Erfreuliche Post aus Wien: 6,2 Millionen für die Grazer Schulausbauoffensive

Die Stadt Graz wächst. Und mit ihr die Schülerzahlen und die Herausforderungen an den Bildungsstandort. Deshalb wurden im Rahmen des GRIPS-Schulausbauprogramms bereits rund 61 Mio. Euro in neuen Schulraum investiert. Bis 2022 erwartet man zusätzliche 600 Schüler im Vergleich zum Jetzt-Stand, was weitere Investitionen notwendig macht. Umso erfreulicher die Nachrichten, die jetzt auf dem Schreibtisch des Grazer Bürgermeisters eintrafen: Der Bund fördert die aktuellen Grazer Schulausbauten mit rund 6,2 Millionen Euro.

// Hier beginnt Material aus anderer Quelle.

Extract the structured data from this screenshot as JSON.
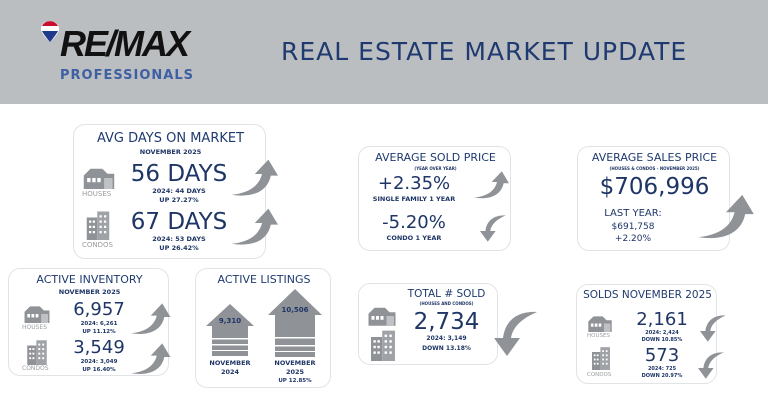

„Insgesamt es ist uns in den letzten Jahren in Graz gelungen Bildungsinfrastruktur nicht nur zu erhalten, sondern wesentlich auszubauen. Die zahlreichen Eröffnungen der letzten Jahre sind ein wichtiger Baustein, um das Bildungsangebot für unsere Kinder mit der entsprechenden Schulinfrastruktur sicher zu stellen. Infrastruktur bedeutet nicht nur Raum zum Lernen – Bildungsinfrastruktur bildet die Grundlage für das Lern- und Bildungsklima in der Stadt“, weiß Bildungsstadtrat Kurt Hohensinner.

6.228.963,58 Euro

Auch der Bund weiß, dass österreichische Gemeinden große Herausforderungen im Bereich der kommunalen Daseinsvorsorge haben. Deshalb wurde das Kommunalinvestitionsgesetz ins Leben gerufen, um Gemeinden bei den finanziellen Herausforderungen zur Modernisierung der Infrastruktur zu unterstützen und gleichzeitig öffentliche Investitionen zu stimulieren und dadurch die Schaffung von Beschäftigung zu unterstützen und den Wirtschaftsstandort zu stärken. 175 Millionen Euro stellt der Bund gesamt für ganz Österreich zur Verfügung. Im Rahmen dieses Gesetzes können kommunale Bauprojekte mit maximal 25 Prozent gefördert werden. Mit dem Schreiben von Finanzminister Hans Jörg Schelling vom 4. August ist klar: Ein Zweckzuschuss von exakt 6.228.963,58 Euro wandert nach Graz. „Damit haben wir 100 Prozent der für Graz möglichen Fördersumme gesichert und abgeholt“, freut sich Hohensinner. Konkret fördert der Bund ein Viertel der Kosten der letzten Schulausbauten (VS Murfeld, VS Triester und VS Smart City).

Rekordzeit

Die Stadt Graz hat damit ihre Hausaufgaben gemacht und ein Maximum an Bundesmitteln in die steirische Landeshauptstadt geholt. Besonders bemerkenswert: Das Ansuchen der Stadt Graz wurde fast in Rekordzeit eingebracht und abgewickelt. Erst seit 1. Juli ist die Antragstellung für das Kommunalinvestitionsgesetz möglich. Bereits einen Monat später hat die Stadt Graz die ihr maximal zustehende Fördersumme gesichert. „Mein Dank gilt den Mitarbeiterinnen und Mitarbeitern im Haus Graz. Durch Ihr rasch erstelltes und genau aufbereitetes Ansuchen, konnte diese große finanzielle Unterstützung des Bundes für Baumaßnahmen im Grazer Bildungsbereich zum Wohle unserer Kinder gesichert werden“, freut sich auch Bürgermeister Siegfried Nagl.